O soldado que conheceu de perto o Cristo das Trincheiras

António da Silva Pinheiro chegou a ser dado como morto nos jornais

A única certeza de António Machado era aquela fotografia, de um homem aprumado, fardado, montado num cavalo, a data que aponta para o ano de 1918 e a localização: França. O homem a cavalo é António da Silva Pinheiro, bisavô de António Machado, que integrou o Corpo Expedicionário Português. O resto são pouco mais que mitos, rumores e histórias por confirmar, que o bisneto, de 25 anos, bem gostava de ver deslindados.

António Machado sabe que o bisavô nasceu a 19 de Janeiro de 1896, no Porto, e que foi para a Grande Guerra, como soldado, mas pouco mais. Pelo menos, pouco mais que defenda com unhas e dentes. Tem muitas dúvidas. A fotografia induziu-o em erro, e pensou que o avô fizesse parte de algum grupo de cavalaria, mas, afinal, diz agora que ele era da Infantaria.

“Há histórias que circulam na família, mas não sei se passam de rumores. Diz-se que ele chegou a ser dado como morto, nos jornais, mas afinal regressou. E conta-se também que ele estava no contingente que levou o Cristo das Trincheiras para as linhas recuadas, mas não sei se será um mito”, diz ao PÚBLICO o bisneto do soldado português.

A interacção de António da Silva Pinheiro com o Cristo das Trincheiras até pode ser um mito familiar, mas não é de todo improvável que o soldado se tenha cruzado com a imagem que repousa, hoje, na Casa do Capítulo do Mosteiro da Batalha, velando o túmulo do Soldado Desconhecido.

A imagem do Cristo crucificado estava numa intersecção de estradas, no sector português da Flandres, entre as localidades de Lacouture e Neuve-Chapelle. A figura era uma companhia diária dos soldados portugueses e, tal como eles, sofreu duramente com a ofensiva alemã de 9 de Abril de 1918, que ficou conhecida como a Batalha de la Lys. No final dos bombardeamentos, a imagem perdera uma das mãos, parte das pernas, ambos os pés e tivera o peito atravessado por uma bela. Neuve-Chapelle tinha sido quase varrida do mapa, os mortos portugueses ascendiam a mais de 7500, mas o Cristo, ainda que mutilado, continuava no seu lugar.

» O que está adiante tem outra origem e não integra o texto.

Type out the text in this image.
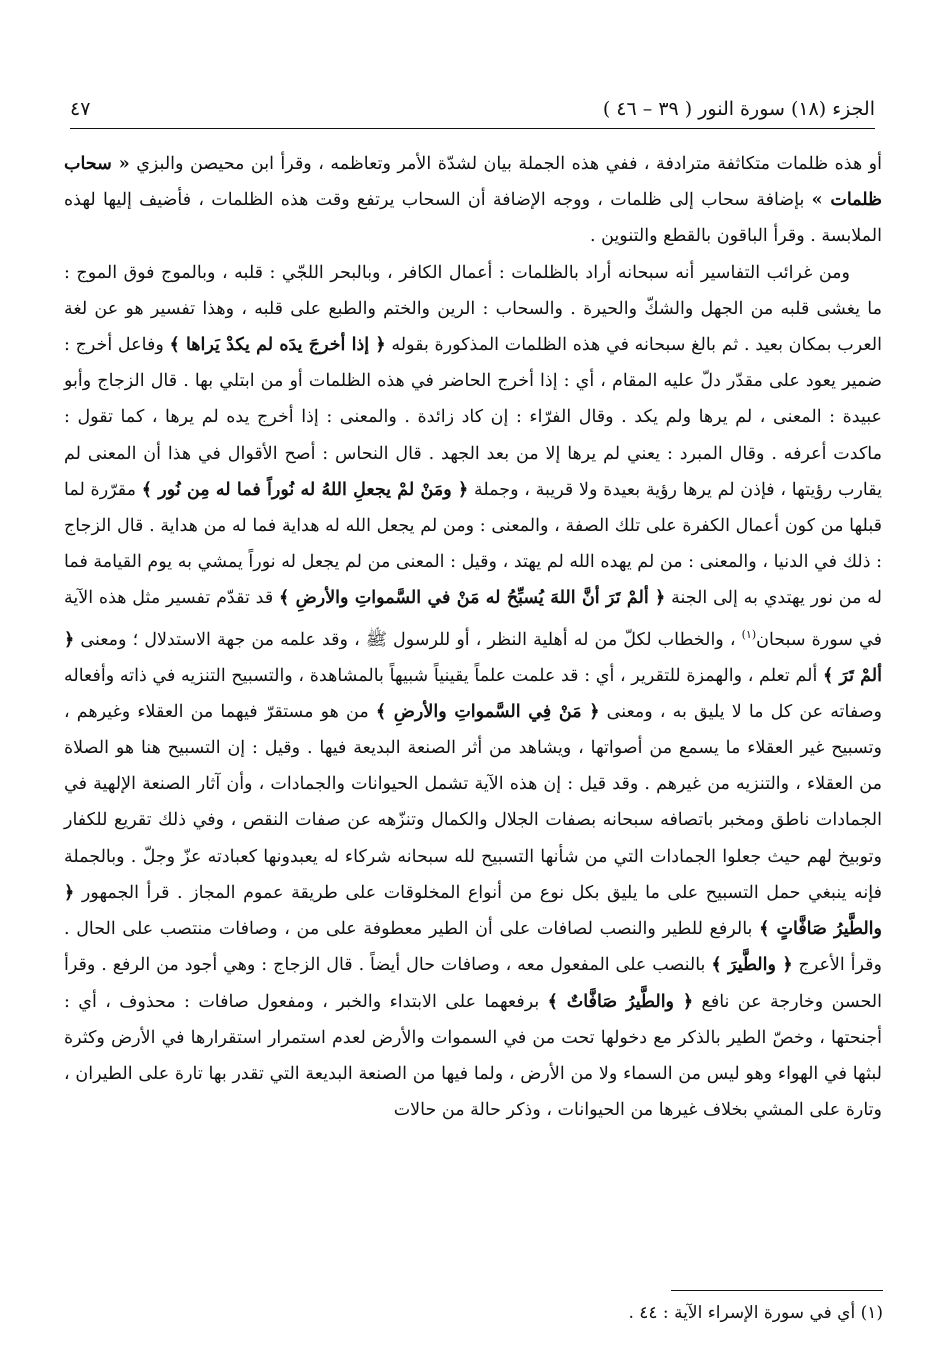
الجزء (١٨) سورة النور ( ٣٩ – ٤٦ )
٤٧

أو هذه ظلمات متكاثفة مترادفة ، ففي هذه الجملة بيان لشدّة الأمر وتعاظمه ، وقرأ ابن محيصن والبزي « سحاب ظلمات » بإضافة سحاب إلى ظلمات ، ووجه الإضافة أن السحاب يرتفع وقت هذه الظلمات ، فأضيف إليها لهذه الملابسة . وقرأ الباقون بالقطع والتنوين .

ومن غرائب التفاسير أنه سبحانه أراد بالظلمات : أعمال الكافر ، وبالبحر اللجّي : قلبه ، وبالموج فوق الموج : ما يغشى قلبه من الجهل والشكّ والحيرة . والسحاب : الرين والختم والطبع على قلبه ، وهذا تفسير هو عن لغة العرب بمكان بعيد . ثم بالغ سبحانه في هذه الظلمات المذكورة بقوله ﴿ إذا أخرجَ يدَه لم يكدْ يَراها ﴾ وفاعل أخرج : ضمير يعود على مقدّر دلّ عليه المقام ، أي : إذا أخرج الحاضر في هذه الظلمات أو من ابتلي بها . قال الزجاج وأبو عبيدة : المعنى ، لم يرها ولم يكد . وقال الفرّاء : إن كاد زائدة . والمعنى : إذا أخرج يده لم يرها ، كما تقول : ماكدت أعرفه . وقال المبرد : يعني لم يرها إلا من بعد الجهد . قال النحاس : أصح الأقوال في هذا أن المعنى لم يقارب رؤيتها ، فإذن لم يرها رؤية بعيدة ولا قريبة ، وجملة ﴿ ومَنْ لمْ يجعلِ اللهُ له نُوراً فما له مِن نُور ﴾ مقرّرة لما قبلها من كون أعمال الكفرة على تلك الصفة ، والمعنى : ومن لم يجعل الله له هداية فما له من هداية . قال الزجاج : ذلك في الدنيا ، والمعنى : من لم يهده الله لم يهتد ، وقيل : المعنى من لم يجعل له نوراً يمشي به يوم القيامة فما له من نور يهتدي به إلى الجنة ﴿ ألمْ تَرَ أنَّ اللهَ يُسبِّحُ له مَنْ في السَّمواتِ والأرضِ ﴾ قد تقدّم تفسير مثل هذه الآية في سورة سبحان$^{(١)}$ ، والخطاب لكلّ من له أهلية النظر ، أو للرسول ﷺ ، وقد علمه من جهة الاستدلال ؛ ومعنى ﴿ ألمْ تَرَ ﴾ ألم تعلم ، والهمزة للتقرير ، أي : قد علمت علماً يقينياً شبيهاً بالمشاهدة ، والتسبيح التنزيه في ذاته وأفعاله وصفاته عن كل ما لا يليق به ، ومعنى ﴿ مَنْ فِي السَّمواتِ والأرضِ ﴾ من هو مستقرّ فيهما من العقلاء وغيرهم ، وتسبيح غير العقلاء ما يسمع من أصواتها ، ويشاهد من أثر الصنعة البديعة فيها . وقيل : إن التسبيح هنا هو الصلاة من العقلاء ، والتنزيه من غيرهم . وقد قيل : إن هذه الآية تشمل الحيوانات والجمادات ، وأن آثار الصنعة الإلهية في الجمادات ناطق ومخبر باتصافه سبحانه بصفات الجلال والكمال وتنزّهه عن صفات النقص ، وفي ذلك تقريع للكفار وتوبيخ لهم حيث جعلوا الجمادات التي من شأنها التسبيح لله سبحانه شركاء له يعبدونها كعبادته عزّ وجلّ . وبالجملة فإنه ينبغي حمل التسبيح على ما يليق بكل نوع من أنواع المخلوقات على طريقة عموم المجاز . قرأ الجمهور ﴿ والطَّيرُ صَافَّاتٍ ﴾ بالرفع للطير والنصب لصافات على أن الطير معطوفة على من ، وصافات منتصب على الحال . وقرأ الأعرج ﴿ والطَّيرَ ﴾ بالنصب على المفعول معه ، وصافات حال أيضاً . قال الزجاج : وهي أجود من الرفع . وقرأ الحسن وخارجة عن نافع ﴿ والطَّيرُ صَافَّاتٌ ﴾ برفعهما على الابتداء والخبر ، ومفعول صافات : محذوف ، أي : أجنحتها ، وخصّ الطير بالذكر مع دخولها تحت من في السموات والأرض لعدم استمرار استقرارها في الأرض وكثرة لبثها في الهواء وهو ليس من السماء ولا من الأرض ، ولما فيها من الصنعة البديعة التي تقدر بها تارة على الطيران ، وتارة على المشي بخلاف غيرها من الحيوانات ، وذكر حالة من حالات

(١) أي في سورة الإسراء الآية : ٤٤ .
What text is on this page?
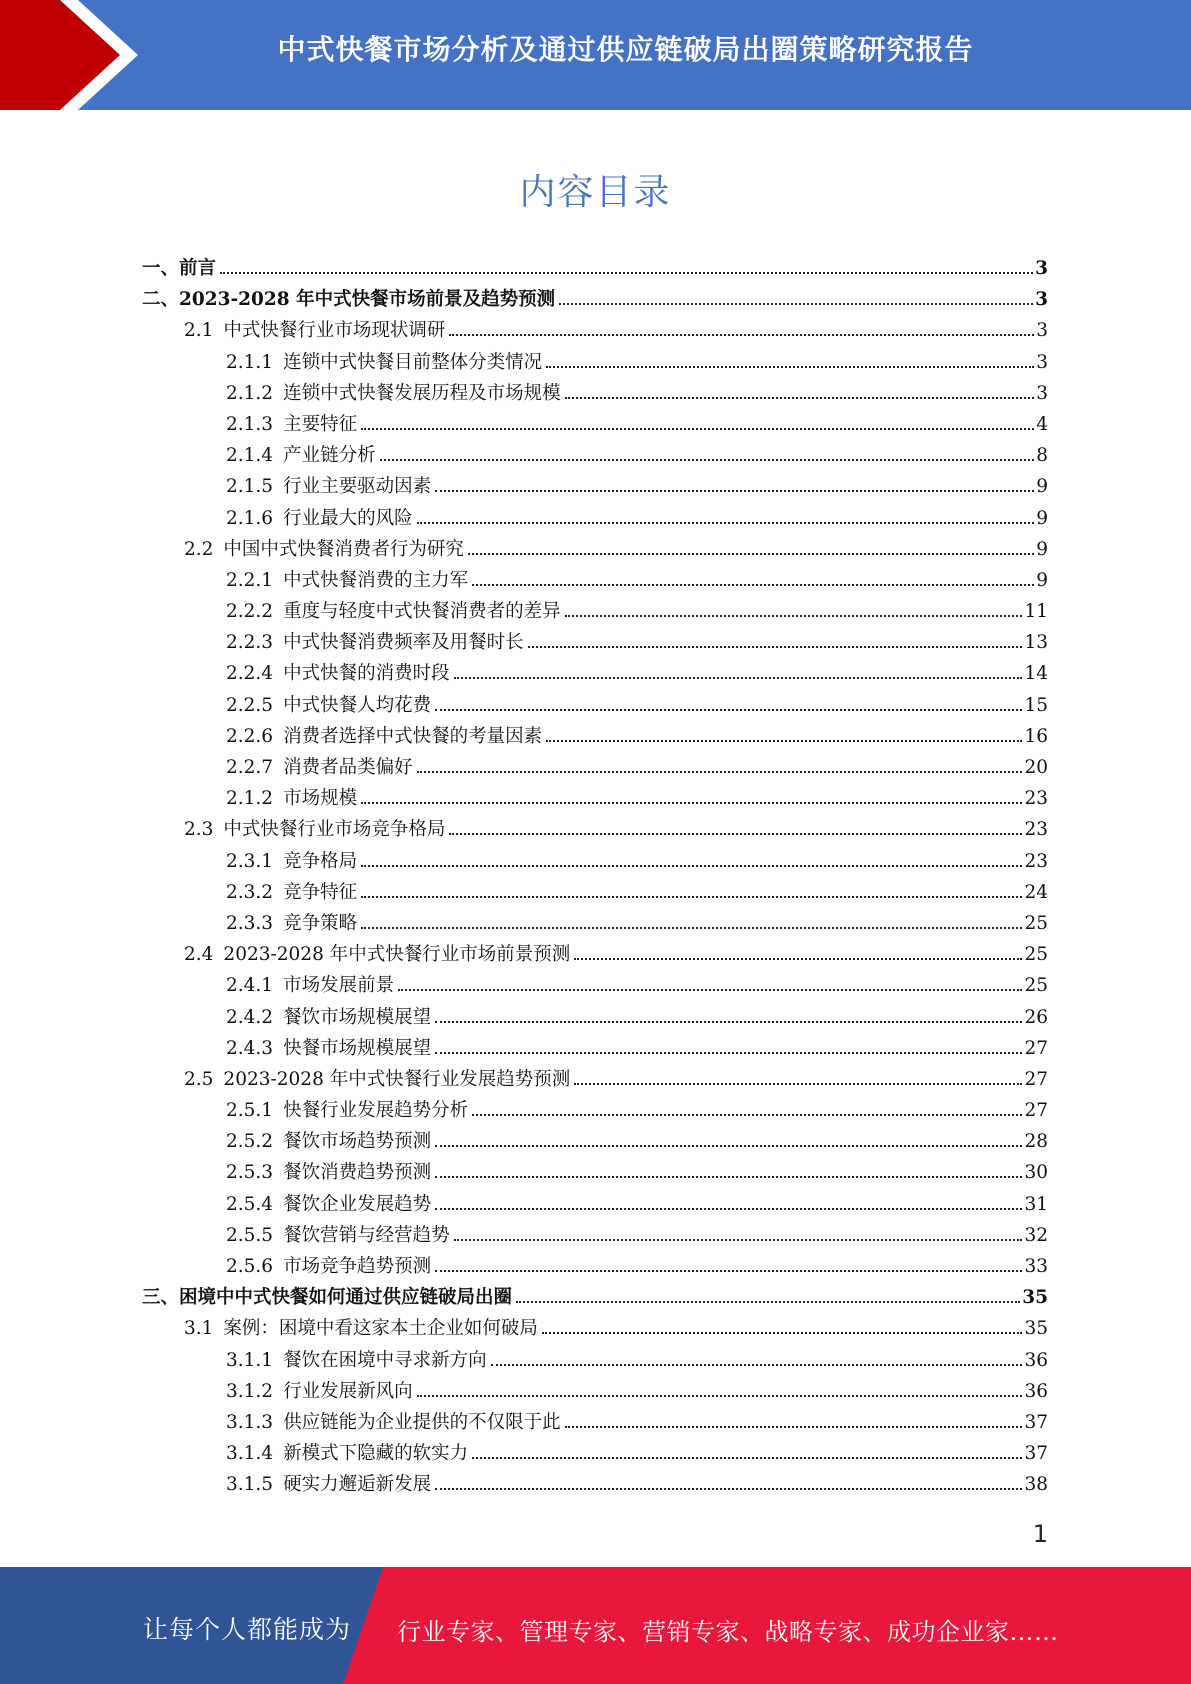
中式快餐市场分析及通过供应链破局出圈策略研究报告
内容目录
一、 前言	3
二、 2023-2028 年中式快餐市场前景及趋势预测	3
2.1 中式快餐行业市场现状调研	3
2.1.1 连锁中式快餐目前整体分类情况	3
2.1.2 连锁中式快餐发展历程及市场规模	3
2.1.3 主要特征	4
2.1.4 产业链分析	8
2.1.5 行业主要驱动因素	9
2.1.6 行业最大的风险	9
2.2 中国中式快餐消费者行为研究	9
2.2.1 中式快餐消费的主力军	9
2.2.2 重度与轻度中式快餐消费者的差异	11
2.2.3 中式快餐消费频率及用餐时长	13
2.2.4 中式快餐的消费时段	14
2.2.5 中式快餐人均花费	15
2.2.6 消费者选择中式快餐的考量因素	16
2.2.7 消费者品类偏好	20
2.1.2 市场规模	23
2.3 中式快餐行业市场竞争格局	23
2.3.1 竞争格局	23
2.3.2 竞争特征	24
2.3.3 竞争策略	25
2.4 2023-2028 年中式快餐行业市场前景预测	25
2.4.1 市场发展前景	25
2.4.2 餐饮市场规模展望	26
2.4.3 快餐市场规模展望	27
2.5 2023-2028 年中式快餐行业发展趋势预测	27
2.5.1 快餐行业发展趋势分析	27
2.5.2 餐饮市场趋势预测	28
2.5.3 餐饮消费趋势预测	30
2.5.4 餐饮企业发展趋势	31
2.5.5 餐饮营销与经营趋势	32
2.5.6 市场竞争趋势预测	33
三、 困境中中式快餐如何通过供应链破局出圈	35
3.1 案例：困境中看这家本土企业如何破局	35
3.1.1 餐饮在困境中寻求新方向	36
3.1.2 行业发展新风向	36
3.1.3 供应链能为企业提供的不仅限于此	37
3.1.4 新模式下隐藏的软实力	37
3.1.5 硬实力邂逅新发展	38
1
让每个人都能成为 行业专家、管理专家、营销专家、战略专家、成功企业家……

A imagem estava tão entranhada nas memórias dos soldados que viveram esse dia que, em 1958, o Governo Português pediu ao Governo Francês que deixasse o Cristo vir para Portugal. A imagem, que permanecera no mesmo local, nos 40 anos que se tinham passado desde o final da guerra, foi então transportada de avião para Lisboa a 4 de Abril de 1958 e, quatro dias depois, de carro para a Batalha.

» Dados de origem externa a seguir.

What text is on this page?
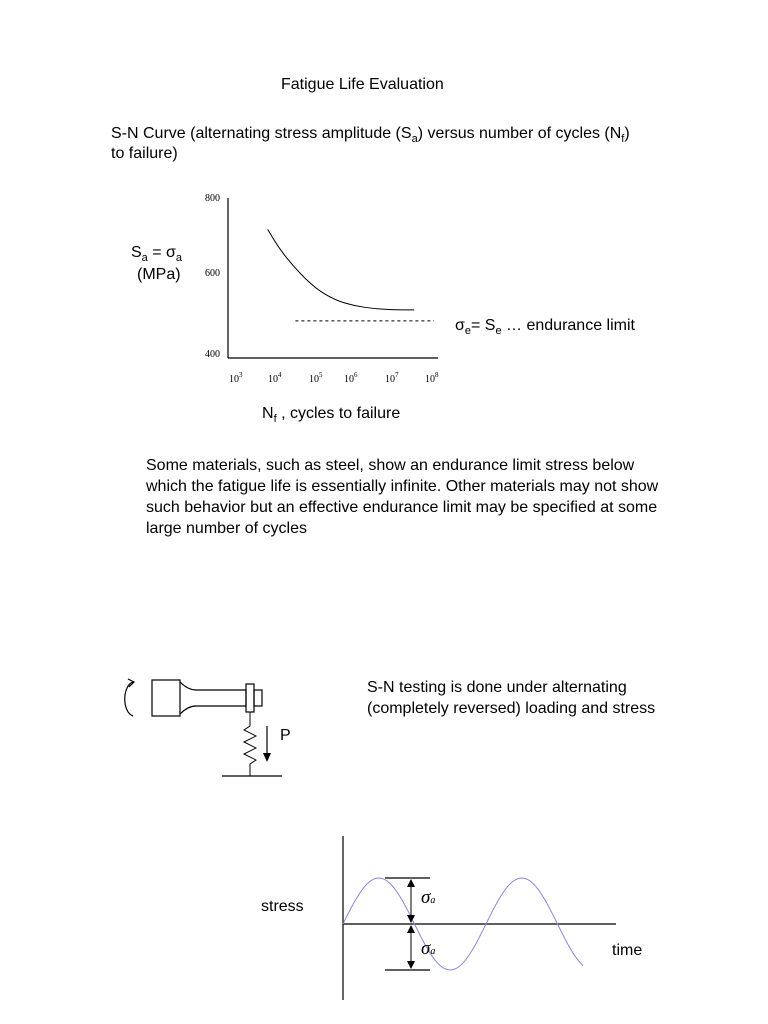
Fatigue Life Evaluation
S-N Curve (alternating stress amplitude $(S_a)$ versus number of cycles $(N_f)$
to failure)
800
600
400
$10^3$	$10^4$	$10^5$ $10^6$	$10^7$	$10^8$
$S_a = \sigma_a$
(MPa)
$N_f$ , cycles to failure
$\sigma_e= S_e$ … endurance limit
Some materials, such as steel, show an endurance limit stress below which the fatigue life is essentially infinite. Other materials may not show such behavior but an effective endurance limit may be specified at some large number of cycles
P
S-N testing is done under alternating (completely reversed) loading and stress
σa
σa
stress
time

Uma vez que o Cristo francês nunca terá deixado o local onde estava implantado, até ser transferido para Portugal, é muito provável que história de família de António Machado, sobre um alegado transporte da imagem para as linhas recuadas, não passe mesmo de um mito. Mas poucos duvidarão que António da Silva Pinheiro se cruzou com ele. Sem grandes certezas, o bisneto agarra-se à fotografia, provavelmente tirada em campanha, de Silva Pinheiro a cavalo e confessa que atribui ao documento “um valor inestimável”.